Dedoussis George V Z, Schmidt Hartmut, Genschel Janine
Department of Science Dietetics-Nutrition, Harokopio University of Athens, Athens, Greece.
Hum Mutat. 2004 Dec;24(6):443-59. doi: 10.1002/humu.20105.
Familial hypercholesterolemia (FH) is a clinical definition for a remarkable increase of cholesterol serum concentration, presence of xanthomas, and an autosomal dominant trait of either increased serum cholesterol or premature coronary artery disease (CAD). The identification of the low-density lipoprotein (LDL)-receptor (LDLR) as the underlying cause and its genetic characterization in FH patients revealed more insights in the trafficking of LDL, which primarily transports cholesterol to hepatic and peripheral cells. Mutations within LDLR result in hypercholesterolemia and, subsequently, cholesterol deposition in humans to a variable degree. This confirms the pathogenetic role of LDLR and also highlights the existence of additional factors in determining the phenotype. Autosomal dominant FH is caused by LDLR deficiency and defective apolipoprotein B-100 (APOB), respectively. Heterozygosity of the LDLR is relatively common (1:500). Clinical diagnosis is highly important and genetic diagnosis may be helpful, since treatment is usually effective for this otherwise fatal disease. Very recently, mutations in PCSK9 have been also shown to cause autosomal dominant hypercholesterolemia.

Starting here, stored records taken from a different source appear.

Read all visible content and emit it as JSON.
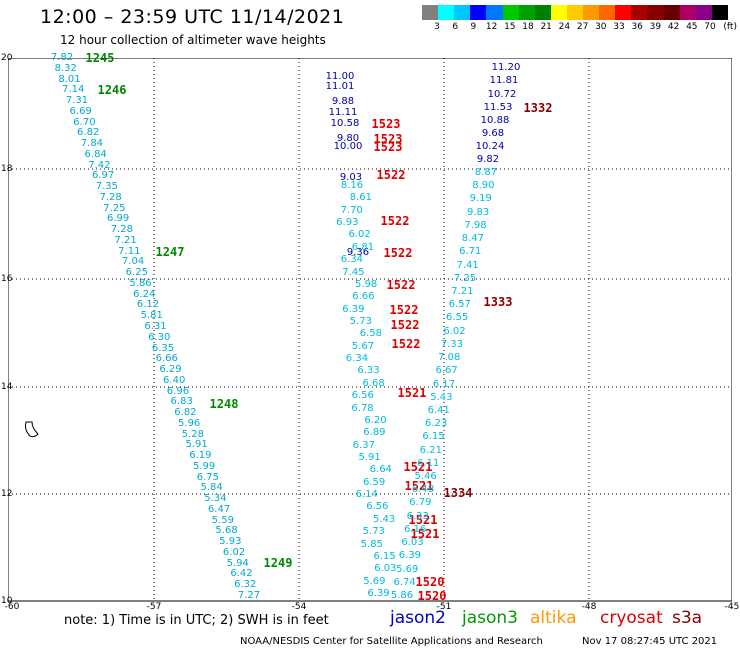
{
  "header": {
    "title": "12:00 – 23:59 UTC 11/14/2021",
    "subtitle": "12 hour collection of altimeter wave heights"
  },
  "color_scale": {
    "unit_label": "(ft)",
    "colors": [
      "#808080",
      "#00ffff",
      "#00c8ff",
      "#0000ff",
      "#0078ff",
      "#00c800",
      "#00a000",
      "#008000",
      "#ffff00",
      "#ffcc00",
      "#ff9900",
      "#ff6600",
      "#ff0000",
      "#aa0000",
      "#880000",
      "#660000",
      "#aa0066",
      "#880088",
      "#000000"
    ],
    "labels": [
      "3",
      "6",
      "9",
      "12",
      "15",
      "18",
      "21",
      "24",
      "27",
      "30",
      "33",
      "36",
      "39",
      "42",
      "45",
      "70"
    ]
  },
  "axes": {
    "lat_labels": [
      "20",
      "18",
      "16",
      "14",
      "12",
      "10"
    ],
    "lon_labels": [
      "-60",
      "-57",
      "-54",
      "-51",
      "-48",
      "-45"
    ]
  },
  "tracks": {
    "colors": {
      "cyan": "#00aacc",
      "cyan2": "#00bbdd",
      "blue": "#0000aa",
      "green": "#008800",
      "red": "#dd0000",
      "maroon": "#880000"
    },
    "west_values": [
      "7.82",
      "8.32",
      "8.01",
      "7.14",
      "7.31",
      "6.69",
      "6.70",
      "6.82",
      "7.84",
      "6.84",
      "7.42",
      "6.97",
      "7.35",
      "7.28",
      "7.25",
      "6.99",
      "7.28",
      "7.21",
      "7.11",
      "7.04",
      "6.25",
      "5.86",
      "6.24",
      "6.12",
      "5.81",
      "6.31",
      "6.30",
      "6.35",
      "6.66",
      "6.29",
      "6.40",
      "6.96",
      "6.83",
      "6.82",
      "5.96",
      "5.28",
      "5.91",
      "6.19",
      "5.99",
      "6.75",
      "5.84",
      "5.34",
      "6.47",
      "5.59",
      "5.68",
      "5.93",
      "6.02",
      "5.94",
      "6.42",
      "6.32",
      "7.27"
    ],
    "west_times": [
      "1245",
      "1246",
      "1247",
      "1248",
      "1249"
    ],
    "mid_blue_values": [
      "11.00",
      "11.01",
      "9.88",
      "11.11",
      "10.58",
      "9.80",
      "10.00",
      "9.03",
      "9.36"
    ],
    "mid_cyan_values": [
      "8.16",
      "8.61",
      "7.70",
      "6.93",
      "6.02",
      "6.81",
      "6.34",
      "7.45",
      "5.98",
      "6.66",
      "6.39",
      "5.73",
      "6.58",
      "5.67",
      "6.34",
      "6.33",
      "6.68",
      "6.56",
      "6.78",
      "6.20",
      "6.89",
      "6.37",
      "5.91",
      "6.64",
      "6.59",
      "6.14",
      "6.56",
      "5.43",
      "5.73",
      "5.85",
      "6.15",
      "6.03",
      "5.69",
      "6.39"
    ],
    "mid_times": [
      "1523",
      "1523",
      "1523",
      "1522",
      "1522",
      "1522",
      "1522",
      "1522",
      "1522",
      "1522",
      "1521",
      "1521",
      "1521",
      "1521",
      "1521",
      "1520",
      "1520"
    ],
    "east_blue_values": [
      "11.20",
      "11.81",
      "10.72",
      "11.53",
      "10.88",
      "9.68",
      "10.24",
      "9.82"
    ],
    "east_cyan_values": [
      "8.87",
      "8.90",
      "9.19",
      "9.83",
      "7.98",
      "8.47",
      "6.71",
      "7.41",
      "7.25",
      "7.21",
      "6.57",
      "6.55",
      "6.02",
      "7.33",
      "7.08",
      "6.67",
      "6.17",
      "5.43",
      "6.41",
      "6.23",
      "6.15",
      "6.21",
      "6.11",
      "5.46",
      "6.48",
      "6.79",
      "6.33",
      "6.16",
      "6.03",
      "6.39",
      "5.69",
      "6.74",
      "5.86"
    ],
    "east_times": [
      "1332",
      "1333",
      "1334"
    ]
  },
  "footer": {
    "note": "note:  1) Time is in UTC;  2) SWH is in feet",
    "legend": [
      {
        "label": "jason2",
        "color": "#0000cc"
      },
      {
        "label": "jason3",
        "color": "#009900"
      },
      {
        "label": "altika",
        "color": "#ff9900"
      },
      {
        "label": "cryosat",
        "color": "#dd0000"
      },
      {
        "label": "s3a",
        "color": "#880000"
      }
    ],
    "credit": "NOAA/NESDIS Center for Satellite Applications and Research",
    "timestamp": "Nov 17 08:27:45 UTC 2021"
  }
}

For autosomal recessive hypercholesterolemia, mutations within the so-called ARH gene encoding a cellular adaptor protein required for LDL transport have been identified. These insights emphasize the crucial importance of LDL metabolism intra- and extracellularly in determining LDL-cholesterol serum concentration. Herein, we focus on the published European LDLR mutation data that reflect its heterogeneity and phenotypic penetrance.
家族性高胆固醇血症(FH)是一种临床定义,指血清胆固醇浓度显著升高、出现黄色瘤,以及具有血清胆固醇升高或早发性冠状动脉疾病(CAD)的常染色体显性遗传特征。低密度脂蛋白(LDL)受体(LDLR)被确定为根本病因,对FH患者的基因特征分析揭示了更多关于LDL转运的见解,LDL主要将胆固醇转运至肝脏和外周细胞。LDLR内的突变会导致高胆固醇血症,进而在人体内不同程度地导致胆固醇沉积。这证实了LDLR的致病作用,也凸显了其他决定表型的因素的存在。常染色体显性遗传的FH分别由LDLR缺乏和载脂蛋白B - 100(APOB)缺陷引起。LDLR的杂合性相对常见(1:500)。临床诊断非常重要,基因诊断可能也有帮助,因为这种通常致命的疾病的治疗通常是有效的。最近,也已证明前蛋白转化酶枯草溶菌素9(PCSK9)中的突变会导致常染色体显性遗传高胆固醇血症。对于常染色体隐性遗传高胆固醇血症,已在编码LDL转运所需细胞衔接蛋白的所谓ARH基因中发现了突变。这些见解强调了细胞内和细胞外LDL代谢在决定血清LDL胆固醇浓度方面的至关重要性。在此,我们重点关注已发表的反映LDLR异质性和表型外显率的欧洲LDLR突变数据。